On April 3, a San Francisco Chronicle article stated that baseball, our national pastime, was past its time.
The article cites statistics saying that Americans are twice as likely to say the National Football League (NFL) is their favorite professional sports league over Major League Baseball (MLB). In addition, television ratings for NFL games are more widely dispersed for football whereas baseball is more concentrated to the city its being played.
In a surprisingly more contentious debate than the editorial, “Distancing from death penalty,” above, we attempted to ask that question ourselves.
First, for the baseball haters: One editor described baseball as a “lazy man’s sport,” which we think is an excellent way to start this apparently heated debate.
Some of us argued that baseball is not a sport that is popular across the world – besides the U.S., it is mostly limited to a few Latin American and East Asian countries – and isn’t even popular amongst large swaths of our populations.
For many African-Americans, Latinos and Canadian Americans, basketball, football, soccer and hockey are often more popular sports.
Sporting events like the Super Bowl dominate the World Series, and the World Cup, Stanley Cup and the NCAA and the National Basketball Association (NBA) championships are often on par with that of the World Series.
Finally, some of us just think baseball is a boring sport.
For the lovers of baseball, there is a higher baseline knowledge regarding the rules of baseball, mostly on the basis that so many people, boys and girls, play the game growing up.
Baseball is also the ultimate spectator sport, whether you need to grab a beer, work on homework or take a nap, baseball will likely be there for you when you get back (or wake up).
One editor also argued that baseball unites neighborhoods and cities, from little league all the way to the major leagues.
Perhaps the most important reason that baseball should be proudly labeled as the country’s pastime is its history. Many MLB stadiums are iconic parts of American history. Whereas very few people will remember the Edward Jones Dome or Minnesota’s Metrodome, Chicago’s Wrigley Field, Boston’s Fenway Park and even the old Busch Memorial Stadium evoked a sense of shared memory. Baseball also has its roots in the United States and has a long history here.
While we all could agree on the history of baseball, where will the future take us?
Football is indisputably the most popular sport in the United States, but a renewed public suspicion regarding the dangers of the game may lead people to other, non-contact sports.

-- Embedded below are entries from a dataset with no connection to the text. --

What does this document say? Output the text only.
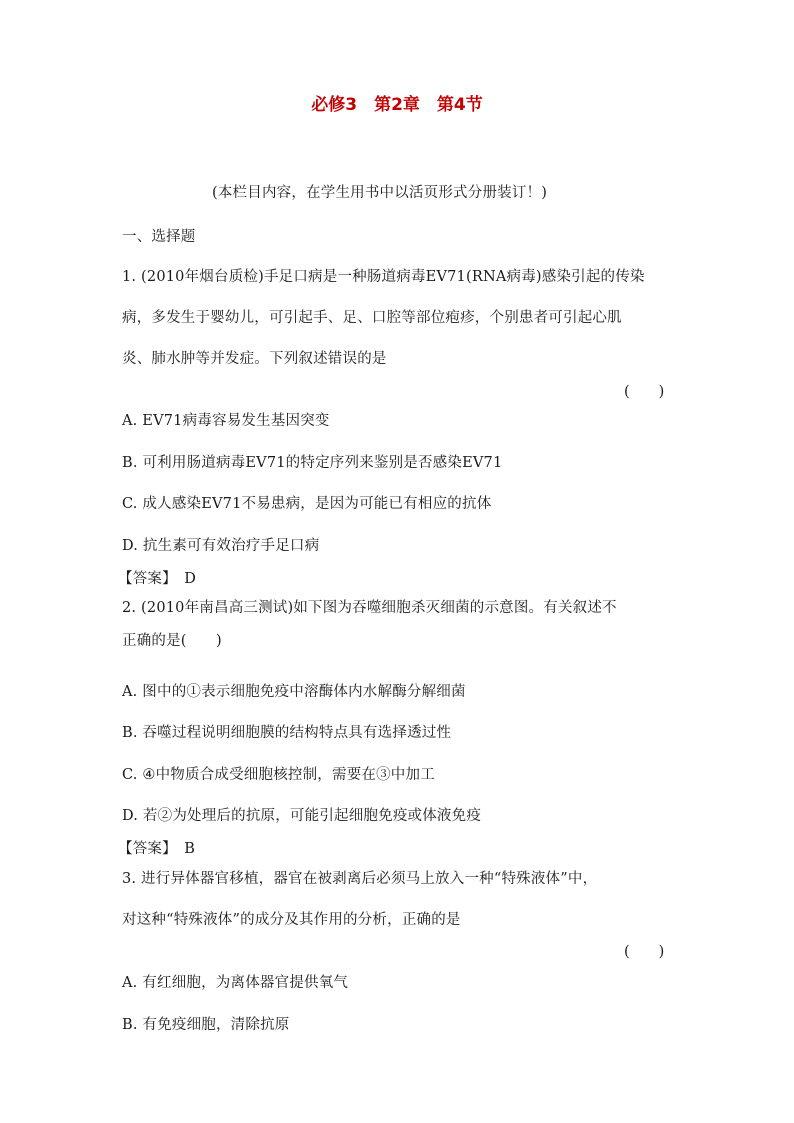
必修3　第2章　第4节
(本栏目内容，在学生用书中以活页形式分册装订！)
一、选择题
1. (2010年烟台质检)手足口病是一种肠道病毒EV71(RNA病毒)感染引起的传染
病，多发生于婴幼儿，可引起手、足、口腔等部位疱疹，个别患者可引起心肌
炎、肺水肿等并发症。下列叙述错误的是
(　　)
A. EV71病毒容易发生基因突变
B. 可利用肠道病毒EV71的特定序列来鉴别是否感染EV71
C. 成人感染EV71不易患病，是因为可能已有相应的抗体
D. 抗生素可有效治疗手足口病
【答案】　D
2. (2010年南昌高三测试)如下图为吞噬细胞杀灭细菌的示意图。有关叙述不
正确的是(　　)
A. 图中的①表示细胞免疫中溶酶体内水解酶分解细菌
B. 吞噬过程说明细胞膜的结构特点具有选择透过性
C. ④中物质合成受细胞核控制，需要在③中加工
D. 若②为处理后的抗原，可能引起细胞免疫或体液免疫
【答案】　B
3. 进行异体器官移植，器官在被剥离后必须马上放入一种“特殊液体”中，
对这种“特殊液体”的成分及其作用的分析，正确的是
(　　)
A. 有红细胞，为离体器官提供氧气
B. 有免疫细胞，清除抗原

While soccer is the fastest-growing sport in the U.S., with new TV deals for Major League Soccer (MLS) and more people playing, we all could agree that soccer was not going to be as dominant as it is in many other parts of the world.
Ultimately, what caused us to agree was an understanding of the word pastime. None of us can agree on the most popular or best sport, but our national pastime, now and into the near future, is and will be baseball.